What's crazy about that clip is how you'd never see anything like that today (unless it's Tom Cruise). They had Newman, McQueen, Fred Astaire, and Billy Holden feet from those huge explosions and glass and shit breaking everywhere. Then the water comes chugging in. And these guys are tied down with rope. I mean Danny McBride from TROPIC THUNDER must've been in charge because that was some shit.
After the monster success of INFERNO, the California land condors flocked and eventually ran the genre into the ground. But not before giving us a few more memorable flicks. BLACK SUNDAY seemed like a stretch in 1977 but it feels eerie today. What's insane about that flick is that the NFL gave filmmakers permission TO FILM SCENES FOR A MOVIE ABOUT A TERRORIST ACT AT A SUPER BOWL DURING SUPER BOWL X (Steeers beat Cowboys 21-17). It's absolutely wild to watch the movie today. Quint from JAWS just milling about behind the players on the sideline as the Super Bowl is actually being played.

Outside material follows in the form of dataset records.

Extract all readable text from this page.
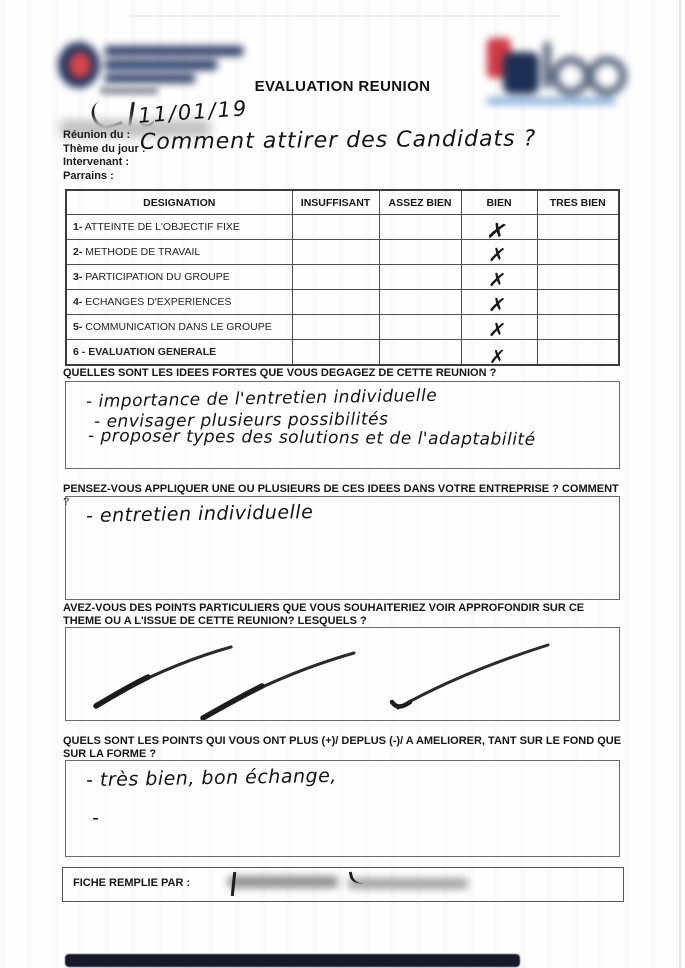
EVALUATION REUNION
Réunion du :
Thème du jour :
Intervenant :
Parrains :
11/01/19
Comment attirer des Candidats ?
DESIGNATION	INSUFFISANT	ASSEZ BIEN	BIEN	TRES BIEN
1- ATTEINTE DE L'OBJECTIF FIXE			✗	

2- METHODE DE TRAVAIL			✗	

3- PARTICIPATION DU GROUPE			✗	

4- ECHANGES D'EXPERIENCES			✗	

5- COMMUNICATION DANS LE GROUPE			✗	

6 - EVALUATION GENERALE			✗	

QUELLES SONT LES IDEES FORTES QUE VOUS DEGAGEZ DE CETTE REUNION ?
- importance de l'entretien individuelle
- envisager plusieurs possibilités
- proposer types des solutions et de l'adaptabilité
PENSEZ-VOUS APPLIQUER UNE OU PLUSIEURS DE CES IDEES DANS VOTRE ENTREPRISE ? COMMENT ? - entretien individuelle
AVEZ-VOUS DES POINTS PARTICULIERS QUE VOUS SOUHAITERIEZ VOIR APPROFONDIR SUR CE THEME OU A L'ISSUE DE CETTE REUNION? LESQUELS ?
QUELS SONT LES POINTS QUI VOUS ONT PLUS (+)/ DEPLUS (-)/ A AMELIORER, TANT SUR LE FOND QUE SUR LA FORME ?
- très bien, bon échange,
-
FICHE REMPLIE PAR :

The death knell for the genre ironically was a essentially a new genre, the spoof film, as AIRPLANE!'s send-ep of disaster flicks of the previous decade was a hilarious hit and remains among the five funniest U.S. films ever made. One of the stars was Leslie Nielsen, who played the captain in THE POSEIDON ADVENTURE. The thing had come full circle.
A few years later, Nielsen's deadpan Frank Drebin slayed in THE NAKED GUN. His co-stars? George Kennedy, the only actor to appear in all four AIRPORT movies and O.J. Simpson, who was in THE TOWERING INFERNO.
If you watch these disaster movies today, they can look cheesy and/or dated, particularly when compared to the "when you can do everything, nothing impresses anymore" CGI era. But then you see that clip and say, "holy shit!" and realize that they're a relevant chapter in film history as well as important on the CVs of each of the actors and crew members who made them. For without them, we don't get the CGI-fueled revival that brought us INDEPENDENCE DAY and TITANIC.